The following examples are included to demonstrate preferred embodiments of the invention. Those skilled in the art should, in light of the present disclosure, appreciate that many changes can be made in the specific embodiments which are disclosed and still obtain a like or similar result without departing from the spirit and scope of the invention.
A deep red surface-dyed Nylon 6 yarn was cut into about 1 inch lengths and 10 grams of the yarn was placed into an Erlenmeyer flask with 100 grams of solvent prepared by admixing 100 grams of Propylene Carbonate with 20 grams of Poly(ethylene terephthalate) yarn and heating the admixture to 230 degrees Celsius for 15 minutes. The Nylon 6 yarn pieces were immersed in the ester solvent composition, heated to a temperature of 160 degrees Celsius, whereupon the solvent was separated from the Nylon 6 fibers by filtration. The Nylon 6 yarn pieces were visably lighter in color and the ester solvent composition was observed have a strong red color.
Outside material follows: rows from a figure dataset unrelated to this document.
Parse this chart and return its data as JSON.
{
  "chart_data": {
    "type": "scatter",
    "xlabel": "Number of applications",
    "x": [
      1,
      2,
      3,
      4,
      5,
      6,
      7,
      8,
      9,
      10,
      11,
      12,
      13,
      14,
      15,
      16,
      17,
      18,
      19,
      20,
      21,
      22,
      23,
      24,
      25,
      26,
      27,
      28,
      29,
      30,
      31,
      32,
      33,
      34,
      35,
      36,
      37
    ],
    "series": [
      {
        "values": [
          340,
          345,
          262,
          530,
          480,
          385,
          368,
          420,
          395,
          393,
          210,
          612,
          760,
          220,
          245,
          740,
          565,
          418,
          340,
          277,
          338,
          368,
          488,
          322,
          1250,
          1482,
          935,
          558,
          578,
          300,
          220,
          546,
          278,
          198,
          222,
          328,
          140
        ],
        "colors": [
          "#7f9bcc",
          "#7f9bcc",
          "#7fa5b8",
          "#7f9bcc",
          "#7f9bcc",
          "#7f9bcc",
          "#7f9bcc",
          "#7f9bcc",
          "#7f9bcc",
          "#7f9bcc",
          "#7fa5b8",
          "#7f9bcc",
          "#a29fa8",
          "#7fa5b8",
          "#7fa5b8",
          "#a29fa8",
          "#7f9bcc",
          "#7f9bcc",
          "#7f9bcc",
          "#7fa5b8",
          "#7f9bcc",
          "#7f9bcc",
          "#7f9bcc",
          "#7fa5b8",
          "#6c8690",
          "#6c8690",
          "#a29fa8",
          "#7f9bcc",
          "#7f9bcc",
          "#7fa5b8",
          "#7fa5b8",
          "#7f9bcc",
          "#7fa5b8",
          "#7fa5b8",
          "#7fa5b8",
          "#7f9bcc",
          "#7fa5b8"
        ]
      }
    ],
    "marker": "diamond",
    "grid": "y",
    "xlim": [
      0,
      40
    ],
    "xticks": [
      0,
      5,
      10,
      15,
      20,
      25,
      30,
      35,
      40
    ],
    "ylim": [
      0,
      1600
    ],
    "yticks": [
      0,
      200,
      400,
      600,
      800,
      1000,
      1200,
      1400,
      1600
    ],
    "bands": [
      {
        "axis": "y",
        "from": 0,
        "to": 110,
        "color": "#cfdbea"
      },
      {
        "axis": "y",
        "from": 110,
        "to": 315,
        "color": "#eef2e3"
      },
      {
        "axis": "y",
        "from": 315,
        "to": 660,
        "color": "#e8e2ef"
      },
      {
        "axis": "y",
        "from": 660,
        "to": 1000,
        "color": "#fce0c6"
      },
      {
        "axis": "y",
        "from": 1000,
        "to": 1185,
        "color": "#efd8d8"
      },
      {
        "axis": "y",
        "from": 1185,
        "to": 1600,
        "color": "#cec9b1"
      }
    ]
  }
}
Colored Nylon 6,6 carpet fibers recovered from post-residential carpet waste were obtained from a commercial broker of recycled thermoplastic materials. Ten grams of these fibers were selected to obtain fibers of at least four distinct colors including red, blue, beige, and brown; the fibers were placed into an Erlenmeyer flask with 100 grams of solvent composed of 70 grams of Propylene Carbonate and 30 grams of “Soygold 1000” methyl ester of soybean oil. The fibers were immersed in the ester solvent and heated to a temperature of 200 degrees Celsius, whereupon the solvent was separated from the Nylon 6,6 fibers by filtration. The fibers had assumed a uniform light grey appearance while the ester solvent composition was observed to have a brown coloration.
Surface-dyed Nylon 6 carpet fibers recovered from industrial commercial carpet waste were obtained from a commercial carpet manufacturer. The fibers were deep blue in color. Ten grams of these fibers were placed into an Erlenmeyer flask with 100 grams of solvent composed of 80 grams of Propylene Carbonate and 20 grams of 2-Octanol. The fibers were immersed in the solvent and heated to a temperature of 130 degrees Celsius, whereupon the solvent was separated from the Nylon 6 fibers by filtration. The fibers had assumed an off-white color. The solvent was observed to have a blue color. Upon cooling below 55 degrees Celsius, the solvent separated into 2 liquid phases with the greatest volume represented by the lower phase. The 2-Octanol phase was substantially darker blue in color than the Propylene Carbonate phase. While the compositions and methods of this invention have been described in terms of preferred embodiments, the present invention may be embodied in other specific forms without departing from the spirit or essential attributes thereof, and accordingly, reference should be made to the appended claims, rather than to the foregoing specification, as indicating the scope of the invention.